It is the part of virginity to flee from passion, and instinctively it fulfils its part as long as passion pursues. If there is any pause in the chase, virginity kindly stops and waits, till passion is ready to take up the pursuit, when it promptly flies again.

So Regina, with her pulses leaping with joy and her feet on air, and seeing the garden about her, all transfigured with a new glory, at the sound of that word in his voice looked away instinctively and seemed not to have heard.

They walked round the green turf, the roses nodding in the gently moving air and throwing their perfume on to it, under the thick wild unpruned tamarisk, that looked like the softest feathers against the glowing sky, under the swaying palms that threw shadow and sunlight alternatively down on them, and then on by those little dark green winding paths where the air was still and warm and dusk laden with the scent of the rose and the vital life-giving salt breath of the sea.

They spoke a little, mostly in praise of the beauty around them, or of the doves flying in circles overhead, or of the wild calling note of the nightingale that came from the thickets, and both were intensely happy in the beauty and proximity of the other and because of the magic steel-like ring that nature was drawing tighter and tighter round them, each moment forcing them towards each other.

As last, before them, through the crossing and re-crossing of delicate lines of branch and leaf, they saw the gleam of purple and the glitter of the sea. Regina quickened her steps a little and reached first the porphyry balustrade and leant over with a little cry of delight as her eyes caught all the radiance gathering in the western sky and all the jewelled light flung on the opposite coast, where peak and headland lay in lines of velvet blue under a golden haze.

"Oh, look how lovely this is," she said, as Everest came and stood beside her. "I have a painting of it that I did on an evening like this. I should like to show it to you."

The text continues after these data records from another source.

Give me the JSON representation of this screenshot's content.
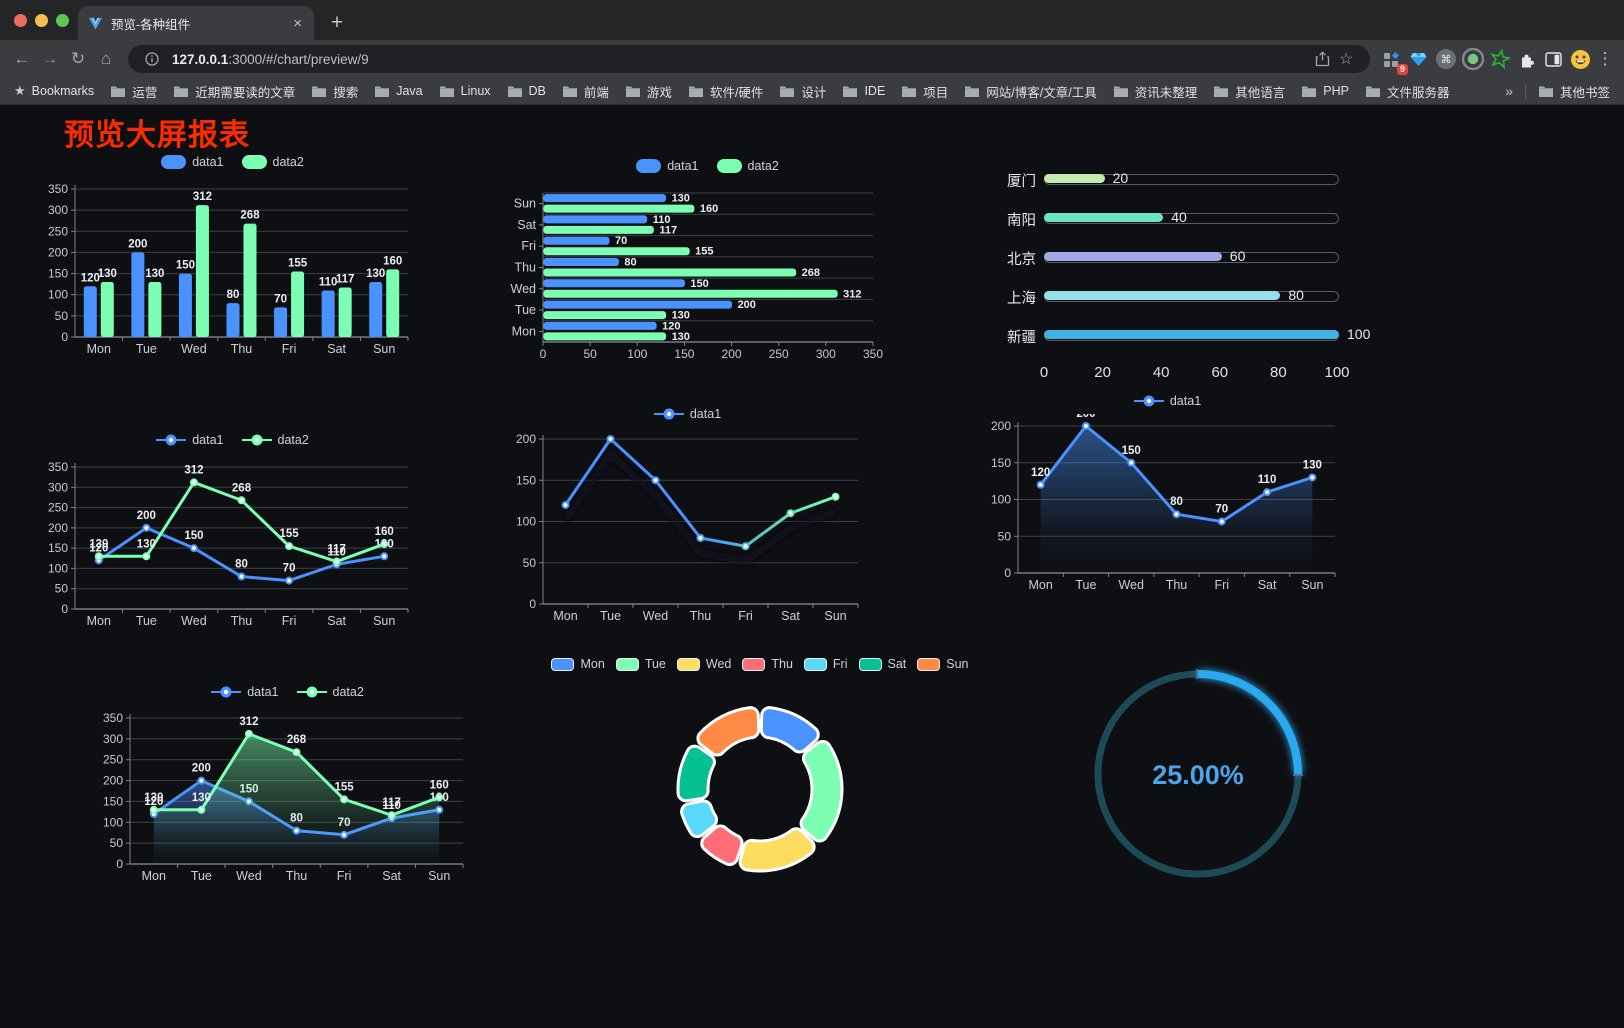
{
  "browser": {
    "tab": {
      "title": "预览-各种组件",
      "close_glyph": "×",
      "new_tab_glyph": "+"
    },
    "url": {
      "host": "127.0.0.1",
      "rest": ":3000/#/chart/preview/9"
    },
    "icons": {
      "back": "←",
      "forward": "→",
      "reload": "↻",
      "home": "⌂",
      "bookmark_star": "☆",
      "bookmarks_bar_star": "★",
      "menu": "⋮",
      "command": "⌘",
      "overflow": "»"
    },
    "extensions": {
      "badge": "9"
    },
    "bookmarks_bar": {
      "label": "Bookmarks",
      "folders": [
        "运营",
        "近期需要读的文章",
        "搜索",
        "Java",
        "Linux",
        "DB",
        "前端",
        "游戏",
        "软件/硬件",
        "设计",
        "IDE",
        "项目",
        "网站/博客/文章/工具",
        "资讯未整理",
        "其他语言",
        "PHP",
        "文件服务器"
      ],
      "other_bookmarks": "其他书签"
    }
  },
  "page": {
    "title": "预览大屏报表",
    "title_color": "#fb2b00",
    "background": "#0e0f12"
  },
  "chart_data": [
    {
      "id": "bar-vertical",
      "type": "bar",
      "legend_position": "top",
      "grid": true,
      "categories": [
        "Mon",
        "Tue",
        "Wed",
        "Thu",
        "Fri",
        "Sat",
        "Sun"
      ],
      "series": [
        {
          "name": "data1",
          "color": "#4992ff",
          "values": [
            120,
            200,
            150,
            80,
            70,
            110,
            130
          ]
        },
        {
          "name": "data2",
          "color": "#7cffb2",
          "values": [
            130,
            130,
            312,
            268,
            155,
            117,
            160
          ]
        }
      ],
      "ylim": [
        0,
        350
      ],
      "yticks": [
        0,
        50,
        100,
        150,
        200,
        250,
        300,
        350
      ],
      "show_labels": true
    },
    {
      "id": "bar-horizontal",
      "type": "bar",
      "orientation": "horizontal",
      "legend_position": "top",
      "categories": [
        "Mon",
        "Tue",
        "Wed",
        "Thu",
        "Fri",
        "Sat",
        "Sun"
      ],
      "series": [
        {
          "name": "data1",
          "color": "#4992ff",
          "values": [
            120,
            200,
            150,
            80,
            70,
            110,
            130
          ]
        },
        {
          "name": "data2",
          "color": "#7cffb2",
          "values": [
            130,
            130,
            312,
            268,
            155,
            117,
            160
          ]
        }
      ],
      "xlim": [
        0,
        350
      ],
      "xticks": [
        0,
        50,
        100,
        150,
        200,
        250,
        300,
        350
      ],
      "show_labels": true
    },
    {
      "id": "city-progress",
      "type": "bar",
      "subtype": "progress",
      "items": [
        {
          "label": "厦门",
          "value": 20,
          "color": "#c4ebad"
        },
        {
          "label": "南阳",
          "value": 40,
          "color": "#6be6c1"
        },
        {
          "label": "北京",
          "value": 60,
          "color": "#a0a7e6"
        },
        {
          "label": "上海",
          "value": 80,
          "color": "#96dee8"
        },
        {
          "label": "新疆",
          "value": 100,
          "color": "#3fb1e3"
        }
      ],
      "xlim": [
        0,
        100
      ],
      "xticks": [
        0,
        20,
        40,
        60,
        80,
        100
      ]
    },
    {
      "id": "line-two",
      "type": "line",
      "legend_position": "top",
      "categories": [
        "Mon",
        "Tue",
        "Wed",
        "Thu",
        "Fri",
        "Sat",
        "Sun"
      ],
      "series": [
        {
          "name": "data1",
          "color": "#4992ff",
          "values": [
            120,
            200,
            150,
            80,
            70,
            110,
            130
          ]
        },
        {
          "name": "data2",
          "color": "#7cffb2",
          "values": [
            130,
            130,
            312,
            268,
            155,
            117,
            160
          ]
        }
      ],
      "ylim": [
        0,
        350
      ],
      "yticks": [
        0,
        50,
        100,
        150,
        200,
        250,
        300,
        350
      ],
      "show_labels": true
    },
    {
      "id": "line-gradient",
      "type": "line",
      "legend_position": "top",
      "shadow": true,
      "categories": [
        "Mon",
        "Tue",
        "Wed",
        "Thu",
        "Fri",
        "Sat",
        "Sun"
      ],
      "series": [
        {
          "name": "data1",
          "color": "#4992ff",
          "gradient": [
            "#4992ff",
            "#7cffb2"
          ],
          "point_colors": [
            "#4992ff",
            "#4992ff",
            "#4992ff",
            "#53a8e8",
            "#5cc4cf",
            "#68e0b4",
            "#7cffb2"
          ],
          "values": [
            120,
            200,
            150,
            80,
            70,
            110,
            130
          ]
        }
      ],
      "ylim": [
        0,
        200
      ],
      "yticks": [
        0,
        50,
        100,
        150,
        200
      ],
      "show_labels": false
    },
    {
      "id": "area-single",
      "type": "area",
      "legend_position": "top",
      "categories": [
        "Mon",
        "Tue",
        "Wed",
        "Thu",
        "Fri",
        "Sat",
        "Sun"
      ],
      "series": [
        {
          "name": "data1",
          "color": "#4992ff",
          "values": [
            120,
            200,
            150,
            80,
            70,
            110,
            130
          ]
        }
      ],
      "ylim": [
        0,
        200
      ],
      "yticks": [
        0,
        50,
        100,
        150,
        200
      ],
      "show_labels": true
    },
    {
      "id": "area-two",
      "type": "area",
      "legend_position": "top",
      "categories": [
        "Mon",
        "Tue",
        "Wed",
        "Thu",
        "Fri",
        "Sat",
        "Sun"
      ],
      "series": [
        {
          "name": "data1",
          "color": "#4992ff",
          "values": [
            120,
            200,
            150,
            80,
            70,
            110,
            130
          ]
        },
        {
          "name": "data2",
          "color": "#7cffb2",
          "values": [
            130,
            130,
            312,
            268,
            155,
            117,
            160
          ]
        }
      ],
      "ylim": [
        0,
        350
      ],
      "yticks": [
        0,
        50,
        100,
        150,
        200,
        250,
        300,
        350
      ],
      "show_labels": true
    },
    {
      "id": "donut",
      "type": "pie",
      "legend_position": "top",
      "donut": true,
      "slices": [
        {
          "label": "Mon",
          "value": 120,
          "color": "#4992ff"
        },
        {
          "label": "Tue",
          "value": 200,
          "color": "#7cffb2"
        },
        {
          "label": "Wed",
          "value": 150,
          "color": "#fddd60"
        },
        {
          "label": "Thu",
          "value": 80,
          "color": "#ff6e76"
        },
        {
          "label": "Fri",
          "value": 70,
          "color": "#58d9f9"
        },
        {
          "label": "Sat",
          "value": 110,
          "color": "#05c091"
        },
        {
          "label": "Sun",
          "value": 130,
          "color": "#ff8a45"
        }
      ],
      "border_color": "#ffffff"
    },
    {
      "id": "gauge",
      "type": "gauge",
      "value": 25,
      "max": 100,
      "label": "25.00%",
      "color": "#2ba9f0",
      "track_color": "#1d4a57",
      "text_color": "#4ba5ea"
    }
  ]
}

"Did you paint this?" he said. "It is a difficult subject. What a lot you have learnt in your few short years of life! You seem to know so much, and then to be only eighteen; you are a revelation to me."

A little smile played over her face, irradiated by the mellowing light as she looked up at him.

"I am so glad," she said simply. "I should like to please you. To me you are the most wonderful, beautiful and perfect person I have ever seen."

"Regina." He was very near her now, one arm came round her shoulder. Ah, that touch, how it moved her, the first touch of that being she so admired, how it vibrated through her, body and mind, from head to foot. She recognised the strength and force of the arm, yet how gentle and reverent its contact was with her now. How strange it is that amongst a hundred men who might touch a woman and leave her wood and stone to them there is perhaps just one whose slightest contact may give her that extreme ecstasy!